The JavaScript API for elevation uses the HTTP elevation service behind the scenes. The HTTP elevation service docs do say that requests are limited to 2048 characters. However, if you're using the HTTP service directly, you build you're own URLs. This means you can check the length before sending. If you use the JavaScript API, the URL is built for you, but the API code doesn't check the URL length before sending.
The call end-point URL and the necessary parameters take up 78 characters leaving 1970 for the encoded points.
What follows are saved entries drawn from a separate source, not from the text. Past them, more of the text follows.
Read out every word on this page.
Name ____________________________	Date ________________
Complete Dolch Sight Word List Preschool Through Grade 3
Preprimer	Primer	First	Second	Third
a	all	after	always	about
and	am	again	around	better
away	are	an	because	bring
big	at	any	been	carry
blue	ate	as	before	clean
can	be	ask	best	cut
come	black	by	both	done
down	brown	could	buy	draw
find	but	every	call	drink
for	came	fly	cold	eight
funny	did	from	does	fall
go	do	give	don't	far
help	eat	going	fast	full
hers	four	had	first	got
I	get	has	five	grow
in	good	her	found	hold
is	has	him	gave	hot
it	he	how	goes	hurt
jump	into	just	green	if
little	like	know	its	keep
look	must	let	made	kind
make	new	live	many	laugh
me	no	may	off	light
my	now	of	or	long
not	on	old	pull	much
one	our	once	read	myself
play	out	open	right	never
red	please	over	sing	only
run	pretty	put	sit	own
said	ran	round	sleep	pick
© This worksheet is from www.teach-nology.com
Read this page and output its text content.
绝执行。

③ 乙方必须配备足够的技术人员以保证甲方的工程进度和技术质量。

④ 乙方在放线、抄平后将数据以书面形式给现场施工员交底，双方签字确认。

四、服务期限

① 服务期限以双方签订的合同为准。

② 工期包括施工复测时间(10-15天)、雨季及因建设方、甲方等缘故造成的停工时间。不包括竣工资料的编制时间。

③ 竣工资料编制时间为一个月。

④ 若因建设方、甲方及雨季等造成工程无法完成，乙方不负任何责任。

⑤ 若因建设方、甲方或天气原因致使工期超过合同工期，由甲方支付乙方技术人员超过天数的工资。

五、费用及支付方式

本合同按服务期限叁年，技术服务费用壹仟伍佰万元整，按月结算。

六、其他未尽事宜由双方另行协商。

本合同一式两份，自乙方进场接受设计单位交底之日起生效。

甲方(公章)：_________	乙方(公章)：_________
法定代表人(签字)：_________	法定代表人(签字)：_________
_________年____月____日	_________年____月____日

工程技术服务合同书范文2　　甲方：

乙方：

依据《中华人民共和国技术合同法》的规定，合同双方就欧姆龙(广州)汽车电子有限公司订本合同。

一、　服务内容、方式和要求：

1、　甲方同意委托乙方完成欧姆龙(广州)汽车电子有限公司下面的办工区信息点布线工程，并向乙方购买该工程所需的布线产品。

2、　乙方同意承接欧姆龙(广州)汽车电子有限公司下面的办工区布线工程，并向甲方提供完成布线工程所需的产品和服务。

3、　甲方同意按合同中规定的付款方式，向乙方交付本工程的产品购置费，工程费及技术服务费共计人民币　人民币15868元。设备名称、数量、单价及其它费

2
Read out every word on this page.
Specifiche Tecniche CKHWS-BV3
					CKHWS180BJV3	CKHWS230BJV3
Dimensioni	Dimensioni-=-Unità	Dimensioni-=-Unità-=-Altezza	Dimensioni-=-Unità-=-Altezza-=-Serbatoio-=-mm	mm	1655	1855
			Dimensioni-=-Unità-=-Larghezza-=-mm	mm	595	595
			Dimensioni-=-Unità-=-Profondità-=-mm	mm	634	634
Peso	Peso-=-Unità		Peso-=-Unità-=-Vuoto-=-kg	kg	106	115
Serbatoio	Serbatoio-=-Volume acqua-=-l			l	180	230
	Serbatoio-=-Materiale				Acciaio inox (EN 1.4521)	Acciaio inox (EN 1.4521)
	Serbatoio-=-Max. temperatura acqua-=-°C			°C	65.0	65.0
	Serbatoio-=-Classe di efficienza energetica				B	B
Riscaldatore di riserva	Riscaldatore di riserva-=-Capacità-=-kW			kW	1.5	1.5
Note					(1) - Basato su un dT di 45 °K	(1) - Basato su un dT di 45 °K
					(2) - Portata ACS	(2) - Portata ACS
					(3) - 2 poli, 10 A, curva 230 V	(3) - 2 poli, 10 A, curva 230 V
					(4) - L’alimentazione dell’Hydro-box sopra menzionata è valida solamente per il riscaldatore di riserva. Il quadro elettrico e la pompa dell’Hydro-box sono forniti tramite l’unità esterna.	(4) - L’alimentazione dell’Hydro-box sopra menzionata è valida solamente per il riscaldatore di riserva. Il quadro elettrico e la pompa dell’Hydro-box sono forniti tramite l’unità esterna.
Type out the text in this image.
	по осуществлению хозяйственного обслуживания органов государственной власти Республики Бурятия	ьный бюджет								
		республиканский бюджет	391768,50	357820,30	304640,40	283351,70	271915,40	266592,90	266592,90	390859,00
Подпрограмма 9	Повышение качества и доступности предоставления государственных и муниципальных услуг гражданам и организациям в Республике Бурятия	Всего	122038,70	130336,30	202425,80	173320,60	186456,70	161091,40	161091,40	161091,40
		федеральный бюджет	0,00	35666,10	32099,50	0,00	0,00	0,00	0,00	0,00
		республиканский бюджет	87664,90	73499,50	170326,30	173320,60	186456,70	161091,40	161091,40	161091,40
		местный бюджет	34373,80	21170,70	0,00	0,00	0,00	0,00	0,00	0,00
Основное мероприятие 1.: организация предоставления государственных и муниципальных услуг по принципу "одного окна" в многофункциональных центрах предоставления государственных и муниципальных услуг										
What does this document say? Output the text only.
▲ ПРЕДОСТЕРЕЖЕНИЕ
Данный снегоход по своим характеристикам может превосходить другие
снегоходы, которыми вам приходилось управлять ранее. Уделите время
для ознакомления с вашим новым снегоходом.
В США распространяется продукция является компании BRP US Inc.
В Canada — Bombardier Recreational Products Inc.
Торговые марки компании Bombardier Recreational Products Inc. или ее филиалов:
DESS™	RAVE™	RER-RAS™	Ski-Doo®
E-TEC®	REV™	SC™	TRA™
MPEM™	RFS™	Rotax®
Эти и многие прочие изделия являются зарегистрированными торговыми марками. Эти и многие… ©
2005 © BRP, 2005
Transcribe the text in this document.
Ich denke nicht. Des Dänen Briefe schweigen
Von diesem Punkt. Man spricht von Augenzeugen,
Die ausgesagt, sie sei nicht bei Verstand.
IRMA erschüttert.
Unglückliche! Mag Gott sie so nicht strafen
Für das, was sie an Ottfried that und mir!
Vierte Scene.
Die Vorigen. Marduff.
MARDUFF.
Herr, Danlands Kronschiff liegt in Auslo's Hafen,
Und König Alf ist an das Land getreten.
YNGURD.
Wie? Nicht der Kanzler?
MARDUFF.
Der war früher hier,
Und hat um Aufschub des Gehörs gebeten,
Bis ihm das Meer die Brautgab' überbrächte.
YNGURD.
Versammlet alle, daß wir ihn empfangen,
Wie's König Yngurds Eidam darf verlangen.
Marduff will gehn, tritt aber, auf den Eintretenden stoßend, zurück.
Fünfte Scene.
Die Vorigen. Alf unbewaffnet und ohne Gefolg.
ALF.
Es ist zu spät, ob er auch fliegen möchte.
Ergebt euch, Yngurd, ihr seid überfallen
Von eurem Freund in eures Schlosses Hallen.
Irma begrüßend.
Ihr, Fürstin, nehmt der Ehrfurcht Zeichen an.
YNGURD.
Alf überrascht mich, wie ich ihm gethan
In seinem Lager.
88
This is where it gets messy. The number of characters in an encoded point varies with the size and precision of the lat and lng values. Generally, somewhere between 8 and 12 characters per point. An added complication is that some of the characters used in the path encoding may need URL-encoding - further increasing the number of characters needed per point by an unknown, but potentially significant amount (2 extra characters for each path character in need of URL encoding).
All of these complications mean that its theoretically possible for a call to result too long a URL with just 55 points - very, very unlikely though. A safe limit is probably 150 points (but this may still fail occasionally). 200 should work most of the time. 250 should be about the maximum.
In reality, from a small number of tests:
- 200 worked every time
- 300 usually works
- 400 sometimes works
The discrepancy between the calculation and the tests suggests that the JavaScript API may be doing some further form of compression or I've got something wrong in calcs?
Your suspicions are correct, this is a URL length issue. If you have Chrome's Developer Tools open when you submit the request you'll see an HTTP 414 (Request-URI Too Large) error. The URL is around 3000 characters which is about 1000 too many (2048 is a common max url length).
Internally the Google Maps API converts all those points to what looks like an encoded polyline which helps compress that data down, but it's clearly not enough for this really long path. It might be worth splitting the request up into multiple segments when you know your going to be including more than N points (I'd experiment around with N to see what works).